Like Charlie, he’s close to his grandfather and, like Linus, he quotes the Old Testament. His father was in Vietnam and, most of all, Franklin has a good heart. Nowhere was that more evident than in a 1969 strip in which Peppermint Patty cries because of shoes she’s required to wear to school.
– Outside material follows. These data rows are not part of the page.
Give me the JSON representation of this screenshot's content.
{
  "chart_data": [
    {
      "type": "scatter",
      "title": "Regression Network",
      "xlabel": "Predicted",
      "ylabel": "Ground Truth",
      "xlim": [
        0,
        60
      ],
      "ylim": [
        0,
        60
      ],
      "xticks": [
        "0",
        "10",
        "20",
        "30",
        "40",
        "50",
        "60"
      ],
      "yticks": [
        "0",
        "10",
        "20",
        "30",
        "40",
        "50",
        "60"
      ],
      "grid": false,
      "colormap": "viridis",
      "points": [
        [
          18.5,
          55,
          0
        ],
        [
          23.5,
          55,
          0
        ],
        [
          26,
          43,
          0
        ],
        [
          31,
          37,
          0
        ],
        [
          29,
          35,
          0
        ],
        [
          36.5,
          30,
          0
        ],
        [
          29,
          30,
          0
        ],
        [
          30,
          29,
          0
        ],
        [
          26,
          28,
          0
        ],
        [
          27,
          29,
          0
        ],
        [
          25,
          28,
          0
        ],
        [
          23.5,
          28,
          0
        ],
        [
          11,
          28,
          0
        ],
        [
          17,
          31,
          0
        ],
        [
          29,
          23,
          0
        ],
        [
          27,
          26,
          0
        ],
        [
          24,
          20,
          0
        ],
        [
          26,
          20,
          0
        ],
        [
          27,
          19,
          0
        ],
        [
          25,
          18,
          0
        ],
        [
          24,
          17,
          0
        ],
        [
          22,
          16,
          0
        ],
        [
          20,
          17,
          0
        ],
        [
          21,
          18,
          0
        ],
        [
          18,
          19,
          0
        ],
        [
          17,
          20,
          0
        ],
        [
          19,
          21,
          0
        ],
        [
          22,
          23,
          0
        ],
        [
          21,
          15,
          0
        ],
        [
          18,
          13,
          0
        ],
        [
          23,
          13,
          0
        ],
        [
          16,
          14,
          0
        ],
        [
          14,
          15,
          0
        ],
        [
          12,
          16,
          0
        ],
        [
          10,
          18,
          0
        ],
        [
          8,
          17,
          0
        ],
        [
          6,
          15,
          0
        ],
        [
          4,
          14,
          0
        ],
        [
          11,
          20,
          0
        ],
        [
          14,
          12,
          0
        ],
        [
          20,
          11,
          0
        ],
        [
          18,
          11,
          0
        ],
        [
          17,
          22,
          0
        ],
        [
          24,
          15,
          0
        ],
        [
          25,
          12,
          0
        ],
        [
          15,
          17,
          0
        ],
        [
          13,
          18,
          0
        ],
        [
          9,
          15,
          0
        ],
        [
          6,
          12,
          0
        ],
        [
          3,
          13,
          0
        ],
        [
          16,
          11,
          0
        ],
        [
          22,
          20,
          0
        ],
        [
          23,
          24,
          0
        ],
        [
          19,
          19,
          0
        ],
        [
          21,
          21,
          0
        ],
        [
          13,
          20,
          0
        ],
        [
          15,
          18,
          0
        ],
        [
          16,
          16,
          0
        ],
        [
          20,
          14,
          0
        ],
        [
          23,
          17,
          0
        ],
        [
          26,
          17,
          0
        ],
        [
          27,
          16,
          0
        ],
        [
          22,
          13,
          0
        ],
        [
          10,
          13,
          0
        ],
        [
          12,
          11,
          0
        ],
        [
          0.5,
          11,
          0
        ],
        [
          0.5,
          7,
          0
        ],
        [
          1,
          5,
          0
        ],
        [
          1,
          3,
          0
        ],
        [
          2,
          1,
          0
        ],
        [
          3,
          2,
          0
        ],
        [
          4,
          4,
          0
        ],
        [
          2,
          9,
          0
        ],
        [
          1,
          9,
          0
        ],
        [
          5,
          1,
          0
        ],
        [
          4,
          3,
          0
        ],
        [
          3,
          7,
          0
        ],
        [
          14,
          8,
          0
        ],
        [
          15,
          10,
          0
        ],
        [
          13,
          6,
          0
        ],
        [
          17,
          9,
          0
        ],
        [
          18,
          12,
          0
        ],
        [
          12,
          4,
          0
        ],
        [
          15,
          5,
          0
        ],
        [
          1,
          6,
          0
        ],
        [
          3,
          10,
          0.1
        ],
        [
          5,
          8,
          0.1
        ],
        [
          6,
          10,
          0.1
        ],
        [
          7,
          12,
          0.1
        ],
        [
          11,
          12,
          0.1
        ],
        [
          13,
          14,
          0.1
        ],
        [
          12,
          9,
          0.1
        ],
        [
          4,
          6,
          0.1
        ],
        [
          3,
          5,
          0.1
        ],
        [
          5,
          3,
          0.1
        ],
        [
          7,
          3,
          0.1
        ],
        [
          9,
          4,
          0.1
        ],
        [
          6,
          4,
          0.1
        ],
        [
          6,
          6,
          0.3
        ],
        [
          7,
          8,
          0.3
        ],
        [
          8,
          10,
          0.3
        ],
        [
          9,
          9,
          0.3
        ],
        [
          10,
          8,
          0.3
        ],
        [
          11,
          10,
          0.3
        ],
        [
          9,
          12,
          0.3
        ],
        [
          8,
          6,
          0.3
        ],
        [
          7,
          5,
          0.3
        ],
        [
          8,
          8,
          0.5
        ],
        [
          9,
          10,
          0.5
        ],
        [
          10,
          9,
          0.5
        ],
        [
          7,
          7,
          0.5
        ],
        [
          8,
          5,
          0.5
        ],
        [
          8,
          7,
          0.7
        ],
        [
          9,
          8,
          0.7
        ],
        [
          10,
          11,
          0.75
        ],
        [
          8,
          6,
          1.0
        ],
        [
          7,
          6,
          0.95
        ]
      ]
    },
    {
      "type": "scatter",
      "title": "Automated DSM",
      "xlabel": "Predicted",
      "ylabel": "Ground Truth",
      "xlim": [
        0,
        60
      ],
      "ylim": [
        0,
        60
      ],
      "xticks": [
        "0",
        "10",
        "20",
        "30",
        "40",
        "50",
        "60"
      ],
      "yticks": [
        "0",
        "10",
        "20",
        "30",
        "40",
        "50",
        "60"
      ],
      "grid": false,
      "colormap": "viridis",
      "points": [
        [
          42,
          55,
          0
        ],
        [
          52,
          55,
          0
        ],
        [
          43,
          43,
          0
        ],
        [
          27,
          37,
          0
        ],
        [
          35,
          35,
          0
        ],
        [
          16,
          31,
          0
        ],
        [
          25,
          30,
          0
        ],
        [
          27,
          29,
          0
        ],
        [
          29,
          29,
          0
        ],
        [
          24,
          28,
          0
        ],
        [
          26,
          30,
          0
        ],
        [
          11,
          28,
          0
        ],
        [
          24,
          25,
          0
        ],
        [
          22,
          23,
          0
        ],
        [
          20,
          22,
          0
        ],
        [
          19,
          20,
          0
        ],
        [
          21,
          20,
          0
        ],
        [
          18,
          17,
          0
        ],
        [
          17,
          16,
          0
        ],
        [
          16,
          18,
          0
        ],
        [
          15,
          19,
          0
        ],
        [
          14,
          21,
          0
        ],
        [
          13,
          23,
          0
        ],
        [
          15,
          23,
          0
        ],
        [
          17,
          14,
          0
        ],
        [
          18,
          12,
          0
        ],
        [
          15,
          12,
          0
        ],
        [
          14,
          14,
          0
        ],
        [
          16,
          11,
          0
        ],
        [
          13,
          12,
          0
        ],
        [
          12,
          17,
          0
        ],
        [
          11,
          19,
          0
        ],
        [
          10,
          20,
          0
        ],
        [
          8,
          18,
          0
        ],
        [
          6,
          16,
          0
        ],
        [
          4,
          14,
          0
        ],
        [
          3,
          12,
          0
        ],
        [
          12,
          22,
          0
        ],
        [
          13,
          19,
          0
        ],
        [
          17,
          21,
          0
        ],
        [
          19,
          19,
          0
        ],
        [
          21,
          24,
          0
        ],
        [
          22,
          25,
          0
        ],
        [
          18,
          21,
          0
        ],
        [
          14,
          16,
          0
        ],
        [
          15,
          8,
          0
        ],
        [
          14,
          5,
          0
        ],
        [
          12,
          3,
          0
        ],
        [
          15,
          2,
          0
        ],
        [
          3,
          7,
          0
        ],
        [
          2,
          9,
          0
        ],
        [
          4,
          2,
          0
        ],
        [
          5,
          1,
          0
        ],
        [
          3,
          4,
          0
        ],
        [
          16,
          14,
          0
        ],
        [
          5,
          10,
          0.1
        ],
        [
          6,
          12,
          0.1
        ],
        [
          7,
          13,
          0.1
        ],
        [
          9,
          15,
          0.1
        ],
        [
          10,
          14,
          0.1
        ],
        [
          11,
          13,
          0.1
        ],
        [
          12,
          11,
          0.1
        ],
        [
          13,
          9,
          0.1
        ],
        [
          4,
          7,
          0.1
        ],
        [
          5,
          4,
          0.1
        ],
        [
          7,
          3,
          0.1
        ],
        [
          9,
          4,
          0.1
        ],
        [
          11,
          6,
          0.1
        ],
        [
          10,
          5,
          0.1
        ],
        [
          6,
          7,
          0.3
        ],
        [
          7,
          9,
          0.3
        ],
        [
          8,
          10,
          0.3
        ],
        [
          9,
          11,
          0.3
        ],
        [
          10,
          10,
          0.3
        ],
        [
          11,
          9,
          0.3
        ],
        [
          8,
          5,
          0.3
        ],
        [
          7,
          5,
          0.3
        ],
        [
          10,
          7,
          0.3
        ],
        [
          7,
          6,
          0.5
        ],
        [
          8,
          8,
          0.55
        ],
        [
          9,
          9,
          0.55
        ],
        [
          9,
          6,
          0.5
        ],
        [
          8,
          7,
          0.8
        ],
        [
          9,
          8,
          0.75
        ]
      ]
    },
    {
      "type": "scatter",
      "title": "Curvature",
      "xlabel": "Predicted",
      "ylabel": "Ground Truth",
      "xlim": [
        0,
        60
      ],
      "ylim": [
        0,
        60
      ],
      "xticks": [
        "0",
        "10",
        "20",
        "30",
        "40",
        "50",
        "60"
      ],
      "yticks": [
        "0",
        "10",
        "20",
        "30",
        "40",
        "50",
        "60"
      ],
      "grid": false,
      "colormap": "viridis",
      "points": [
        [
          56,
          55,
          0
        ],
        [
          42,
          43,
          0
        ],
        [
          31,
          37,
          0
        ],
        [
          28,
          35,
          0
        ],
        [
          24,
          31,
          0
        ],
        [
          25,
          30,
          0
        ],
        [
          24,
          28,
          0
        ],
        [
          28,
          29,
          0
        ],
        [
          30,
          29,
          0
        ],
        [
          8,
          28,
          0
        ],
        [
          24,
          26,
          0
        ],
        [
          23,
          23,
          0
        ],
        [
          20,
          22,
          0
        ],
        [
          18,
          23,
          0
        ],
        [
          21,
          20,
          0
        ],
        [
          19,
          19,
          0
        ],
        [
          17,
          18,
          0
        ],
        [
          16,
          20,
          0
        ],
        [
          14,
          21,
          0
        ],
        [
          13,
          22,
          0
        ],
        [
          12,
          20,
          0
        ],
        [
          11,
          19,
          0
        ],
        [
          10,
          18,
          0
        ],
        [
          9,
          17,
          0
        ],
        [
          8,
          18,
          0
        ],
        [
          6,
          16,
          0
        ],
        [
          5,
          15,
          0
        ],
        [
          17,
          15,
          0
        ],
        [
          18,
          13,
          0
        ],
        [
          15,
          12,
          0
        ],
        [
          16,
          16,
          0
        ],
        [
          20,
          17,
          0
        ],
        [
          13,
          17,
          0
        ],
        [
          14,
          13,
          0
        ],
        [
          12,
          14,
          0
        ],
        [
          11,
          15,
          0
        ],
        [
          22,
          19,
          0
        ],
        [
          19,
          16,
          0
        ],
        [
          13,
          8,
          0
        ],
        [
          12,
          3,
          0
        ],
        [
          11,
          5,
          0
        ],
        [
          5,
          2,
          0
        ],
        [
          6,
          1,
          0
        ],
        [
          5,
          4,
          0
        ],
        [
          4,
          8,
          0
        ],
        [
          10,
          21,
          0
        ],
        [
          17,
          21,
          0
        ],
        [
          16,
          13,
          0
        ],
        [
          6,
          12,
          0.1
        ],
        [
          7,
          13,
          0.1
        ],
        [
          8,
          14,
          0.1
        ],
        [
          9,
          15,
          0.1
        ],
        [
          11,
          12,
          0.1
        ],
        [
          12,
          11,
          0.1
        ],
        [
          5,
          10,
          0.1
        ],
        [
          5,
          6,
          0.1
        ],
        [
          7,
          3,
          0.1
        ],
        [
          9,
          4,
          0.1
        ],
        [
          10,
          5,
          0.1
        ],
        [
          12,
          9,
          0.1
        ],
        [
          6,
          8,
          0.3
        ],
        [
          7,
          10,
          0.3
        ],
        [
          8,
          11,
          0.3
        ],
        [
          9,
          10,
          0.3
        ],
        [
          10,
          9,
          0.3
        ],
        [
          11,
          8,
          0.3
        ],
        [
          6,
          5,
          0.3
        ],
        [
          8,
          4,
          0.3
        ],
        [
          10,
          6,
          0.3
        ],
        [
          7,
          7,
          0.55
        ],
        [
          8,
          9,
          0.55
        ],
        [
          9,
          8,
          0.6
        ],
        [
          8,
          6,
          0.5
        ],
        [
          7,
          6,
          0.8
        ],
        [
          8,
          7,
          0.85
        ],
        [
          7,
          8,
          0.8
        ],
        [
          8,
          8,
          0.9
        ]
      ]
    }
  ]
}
Franklin says, “All I know is any rule that makes a little girl cry has to be a bad rule.
So here’s to a comic strip trailblazer, a thoughtful and decent lad who loves his grandfather, is loyal to his friends and never made any little girls cry.
You’re a good man, Franklin.
By CARY CLACK
Other fun facts about Franklin:
- First Black character to appear in a Peanuts comic strip – July 31, 1968
- His last name is Armstrong
- Went to school with Peppermint Patty and Marcie
- Met Charlie Brown at the beach
- Father was a soldier fighting in Vietnam
- First Black character to appear in a Peanuts cartoon special – He appeared on TV in 1973 in There’s No Time For Love Charlie Brown (3/11/73)
- He then appeared in: A Charlie Brown Thanksgiving (11/20/73); Be My Valentine Charlie Brown (1/28/75); You’re A Good Sport Charlie Brown (10/28/75); It’s Arbor Day Charlie Brown (3/16/76); It’s Your First Kiss Charlie Brown (10/24/77)
- First Voiced by Todd Barbee
The Original Production Cel and Drawing of Franklin drumming is from the 1989 TV animated series This Is America, Charlie Brown, The Music and Heroes of America. Franklin was voiced by Hakeem Abdul-Samad. This animation artwork is a part of The Museum Of UnCut Funk Collection.